• 2018-07
  • 2018-10
  • 2018-11
  • 2019-04
  • 2019-05
  • 2019-06
  • 2019-07
  • 2019-08
  • 2019-09
  • 2019-10
  • 2019-11
  • 2019-12
  • 2020-01
  • 2020-02
  • 2020-03
  • 2020-04
  • 2020-05
  • 2020-06
  • 2020-07
  • 2020-08
  • 2020-09
  • 2020-10
  • 2020-11
  • 2020-12
  • 2021-01
  • 2021-02
  • 2021-03
  • 2021-04
  • 2021-05
  • 2021-06
  • 2021-07
  • 2021-08
  • 2021-09
  • GnRH ant have been designed to obtain


    GnRH-ant have been designed to obtain pharmacological compounds to block the pituitary–gonadal axis without the undesirable flare effect exerted by GnRH itself or by the GnRH-a (see Section 2.2). GnRH-ant competitively block the binding of GnRH to GnRHRs (Schally, 1999; Tan & Bukulmez, 2011); they present a very low amino GW5074 synthesis similarity with the decapeptide and contain a Ac-d-Nal-d-Cpa-d-Pal motif in the N-terminal, d-Ala in position 10 and different amino acid substitutions in positions 5, 6, and 8 (Cook & Sheridan, 2000; Schally, 1999) (Fig. 1). Among different synthesized compounds, cetrorelix, ganirelix, and degarelix show the highest binding affinity and inhibitory activity.
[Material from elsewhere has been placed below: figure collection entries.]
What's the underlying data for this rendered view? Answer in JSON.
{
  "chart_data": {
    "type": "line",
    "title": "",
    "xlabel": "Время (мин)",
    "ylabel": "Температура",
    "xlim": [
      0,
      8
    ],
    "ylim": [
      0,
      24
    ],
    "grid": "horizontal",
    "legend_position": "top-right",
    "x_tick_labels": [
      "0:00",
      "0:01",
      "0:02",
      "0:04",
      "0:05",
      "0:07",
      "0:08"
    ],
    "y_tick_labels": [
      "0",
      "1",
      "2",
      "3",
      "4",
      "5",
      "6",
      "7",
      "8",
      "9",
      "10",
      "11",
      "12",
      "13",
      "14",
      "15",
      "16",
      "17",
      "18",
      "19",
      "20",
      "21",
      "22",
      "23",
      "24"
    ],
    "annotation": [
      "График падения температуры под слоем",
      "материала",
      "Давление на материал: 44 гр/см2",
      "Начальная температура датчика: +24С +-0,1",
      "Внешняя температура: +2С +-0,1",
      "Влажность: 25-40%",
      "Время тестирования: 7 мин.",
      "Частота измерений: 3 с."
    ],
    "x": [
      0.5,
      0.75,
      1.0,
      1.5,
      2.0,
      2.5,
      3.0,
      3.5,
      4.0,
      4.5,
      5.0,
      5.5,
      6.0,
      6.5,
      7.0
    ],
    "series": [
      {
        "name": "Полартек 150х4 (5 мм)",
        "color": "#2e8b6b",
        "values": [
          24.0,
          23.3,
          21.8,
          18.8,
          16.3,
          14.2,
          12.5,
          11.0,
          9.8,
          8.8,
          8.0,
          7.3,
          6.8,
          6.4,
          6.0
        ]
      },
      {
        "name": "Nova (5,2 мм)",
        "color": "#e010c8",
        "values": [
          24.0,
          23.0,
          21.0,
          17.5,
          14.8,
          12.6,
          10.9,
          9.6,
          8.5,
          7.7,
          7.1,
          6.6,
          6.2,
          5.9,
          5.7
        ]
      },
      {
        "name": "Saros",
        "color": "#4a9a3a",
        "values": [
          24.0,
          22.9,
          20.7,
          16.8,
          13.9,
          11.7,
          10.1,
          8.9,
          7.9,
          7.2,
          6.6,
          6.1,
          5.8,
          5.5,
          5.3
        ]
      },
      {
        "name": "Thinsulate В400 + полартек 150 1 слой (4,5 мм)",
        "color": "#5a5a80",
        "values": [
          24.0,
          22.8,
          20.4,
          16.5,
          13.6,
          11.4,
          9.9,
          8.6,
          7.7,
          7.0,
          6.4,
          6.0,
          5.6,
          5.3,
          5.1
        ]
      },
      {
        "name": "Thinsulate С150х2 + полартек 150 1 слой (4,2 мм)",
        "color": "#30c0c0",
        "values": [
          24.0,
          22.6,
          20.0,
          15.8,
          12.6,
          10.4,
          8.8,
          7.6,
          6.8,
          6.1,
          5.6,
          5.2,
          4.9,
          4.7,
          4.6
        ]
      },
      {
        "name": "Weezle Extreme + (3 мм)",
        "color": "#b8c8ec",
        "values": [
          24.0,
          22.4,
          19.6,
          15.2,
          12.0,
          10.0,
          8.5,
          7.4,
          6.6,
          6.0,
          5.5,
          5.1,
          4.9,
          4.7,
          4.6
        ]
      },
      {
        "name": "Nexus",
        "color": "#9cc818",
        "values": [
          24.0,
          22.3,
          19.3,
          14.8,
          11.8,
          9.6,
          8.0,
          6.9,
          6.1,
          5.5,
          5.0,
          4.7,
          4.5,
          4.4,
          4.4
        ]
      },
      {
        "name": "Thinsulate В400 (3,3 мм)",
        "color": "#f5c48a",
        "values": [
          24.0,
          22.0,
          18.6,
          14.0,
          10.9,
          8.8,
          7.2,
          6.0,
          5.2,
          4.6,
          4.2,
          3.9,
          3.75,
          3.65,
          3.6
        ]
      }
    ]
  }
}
Abarelix was found to be highly active, but it was shown to induce systemic allergic reaction that restricted its marketing to European countries (Huhtaniemi, White, McArdle, & Persson, 2009). GnRH-a are used both to stimulate and to suppress reproductive functions according to their regimen of administration. Actually, a pulsatile treatment is used to mimic GnRH activity and maintain pituitary functions (i.e., induction of puberty, fertility restoration in patients with GnRH deficiency) (Abel et al., 2013; Zimmer, Ehrmann, & Rosenfield, 2010), while continuous (normally for 1–3 weeks) administration of GnRH-a induces a downregulation of GnRHRs and, after an initial flare effect, suppresses the release of pituitary gonadotropins (McArdle, 2012); its therapeutic regimen is indicated for central precocious puberty, endometriosis, hirsutism, and polycystic ovarian disease (Magon, 2011; Maheshwari, Gibreel, Siristatidis, & Bhattacharya, 2011). GnRH-ant have several clinical applications in reproductive medicine and in gynecology and are particularly effective in the control of ovarian hyperstimulation protocols in assisted reproduction technology (Mancini et al., 2011; Tan & Bukulmez, 2011).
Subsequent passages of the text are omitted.